Sekolah berfungsi mempersiapkan anak didiknya agar dapat berperan aktif dalam masyarakat. Oleh karena itu, kurikulum sebagai alat dan pedoman dalam proses pendidikan di sekolah harus relevan dengan kebutuhan dan tuntutan masyarakat. Dengan demikian dalam konteks ini sekolah tidak hanya berfungsi untuk mewariskan kebudayaan dan nilai-nilai suatu masyarakat, akan tetapi sekolah juga berfungsi untuk mempersiapkan anak didik dalam kehidupan masyarakat. Oleh karena itu, kurikulum bukan hanya berisi berbagai nilai suatu masyarakat akan tetapi bermuatan segala sesuatu leh karena itu, kurikulum bukan hanya berisi berbagai nilai suatu masyarakat akan tetapi bermuatan segala sesuatu yang dibutuhkan masyarakat.

Kenapa kurikulum harus berubah ? demikian pertanyaan yang kerapkali dilontarkan orang, ketika menanggapi terjadinya perubahan kurikulum yang terjadi di Indonesia. Jawabannya pun sangat beragam, bergantung pada persepsi dan tingkat pemahamannya masing-masing. Sepanjang sejarahnya, di Indonesia telah mengalami beberapa kali perubahan hingga ada kesan di masyarakat bahwa “ganti menteri, ganti kurikulum”.Perubahan kurikulum pada dasarnya memang dibutuhkan manakala kurikulum yang berlaku (current curriculum) dipandang sudah tidak efektif dan tidak relevan lagi dengan tuntutan dan perkembangan jaman dan setiap perubahan akan mengandung resiko dan konsekuensi tertentu.
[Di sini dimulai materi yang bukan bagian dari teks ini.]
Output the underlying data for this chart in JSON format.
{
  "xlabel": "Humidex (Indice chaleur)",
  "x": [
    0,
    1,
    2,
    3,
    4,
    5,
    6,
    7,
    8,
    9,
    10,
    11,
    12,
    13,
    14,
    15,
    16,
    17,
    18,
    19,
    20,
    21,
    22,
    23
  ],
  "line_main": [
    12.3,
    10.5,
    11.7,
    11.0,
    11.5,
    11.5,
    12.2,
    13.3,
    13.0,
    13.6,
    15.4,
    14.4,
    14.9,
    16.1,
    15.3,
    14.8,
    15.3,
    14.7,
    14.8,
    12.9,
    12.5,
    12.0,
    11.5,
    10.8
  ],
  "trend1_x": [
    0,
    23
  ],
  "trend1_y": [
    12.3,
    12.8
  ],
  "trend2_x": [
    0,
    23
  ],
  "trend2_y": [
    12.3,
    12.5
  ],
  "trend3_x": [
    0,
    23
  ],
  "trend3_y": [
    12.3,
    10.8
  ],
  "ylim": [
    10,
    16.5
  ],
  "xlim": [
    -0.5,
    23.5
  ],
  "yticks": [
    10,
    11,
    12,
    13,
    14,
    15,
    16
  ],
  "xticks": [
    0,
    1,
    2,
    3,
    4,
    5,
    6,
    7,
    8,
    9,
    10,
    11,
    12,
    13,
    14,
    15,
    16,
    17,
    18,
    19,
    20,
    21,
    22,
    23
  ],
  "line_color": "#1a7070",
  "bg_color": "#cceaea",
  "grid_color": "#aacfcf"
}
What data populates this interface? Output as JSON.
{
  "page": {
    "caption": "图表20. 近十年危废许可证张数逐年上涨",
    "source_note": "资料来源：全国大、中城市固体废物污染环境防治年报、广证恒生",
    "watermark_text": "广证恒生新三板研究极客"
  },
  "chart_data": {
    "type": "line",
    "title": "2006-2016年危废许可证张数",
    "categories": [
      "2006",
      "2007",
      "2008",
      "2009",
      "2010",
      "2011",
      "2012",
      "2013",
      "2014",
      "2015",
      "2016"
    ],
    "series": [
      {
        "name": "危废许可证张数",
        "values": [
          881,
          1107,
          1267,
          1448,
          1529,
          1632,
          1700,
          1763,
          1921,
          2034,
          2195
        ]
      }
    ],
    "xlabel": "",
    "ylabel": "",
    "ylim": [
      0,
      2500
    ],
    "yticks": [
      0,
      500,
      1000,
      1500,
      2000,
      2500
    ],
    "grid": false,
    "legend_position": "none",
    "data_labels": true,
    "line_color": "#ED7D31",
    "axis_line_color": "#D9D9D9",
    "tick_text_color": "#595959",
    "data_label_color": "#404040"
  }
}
Perubahan kurikulum yang berskala nasional memang kerapkali mengundang sejumlah pertanyaan dan perdebatan, mengingat dampaknya yang sangat luas serta mengandung resiko yang sangat besar, apalagi kalau perubahan itu dilakukan secara tiba-tiba dan dalam waktu yang singkat serta tanpa dasar yang jelas.
Namun dalam konteks KTSP, perubahan kurikulum pada tingkat sekolah justru perlu dilakukan secara terus menerus. Dalam hal ini, perubahan tentunya tidak harus dilakukan secara radikal dan menyeluruh, namun bergantung kepada data hasil evaluasi. Mungkin cukup hanya satu atau beberapa aspek saja yang perlu dirubah.
Kita maklumi bahwa semenjak pertama kali diberlakukan KTSP yang terkesan mendadak, kegiatan pengembangan kurikulum di sekolah sangat mungkin diawali dengan keterpaksaan demi mematuhi ketentuan yang berlaku, sehingga model yang dikembangkan mungkin saja belum sepenuhnya menggambarkan kebutuhan dan kondisi sebenarnya di sekolah. Oleh karena itu, untuk memperoleh model kurikulum yang sesuai, tentunya dibutuhkan perbaikan-perbaikan yang secara terus-menerus berdasarkan data evaluasi, hingga pada akhirnya dapat ditemukan model kurikulum yang lebih sesuai dengan karakteristik dan kondisi nyata sekolah.
Justru akan menjadi sesuatu yang aneh dan janggal, kalau saja suatu sekolah semenjak awal memberlakukan KTSP hingga ke depannya tidak pernah melakukan perubahan-perubahan apapun. Hampir bisa dipastikan sekolah yang demikian, sama sekali tidak menunjukkan perkembangan.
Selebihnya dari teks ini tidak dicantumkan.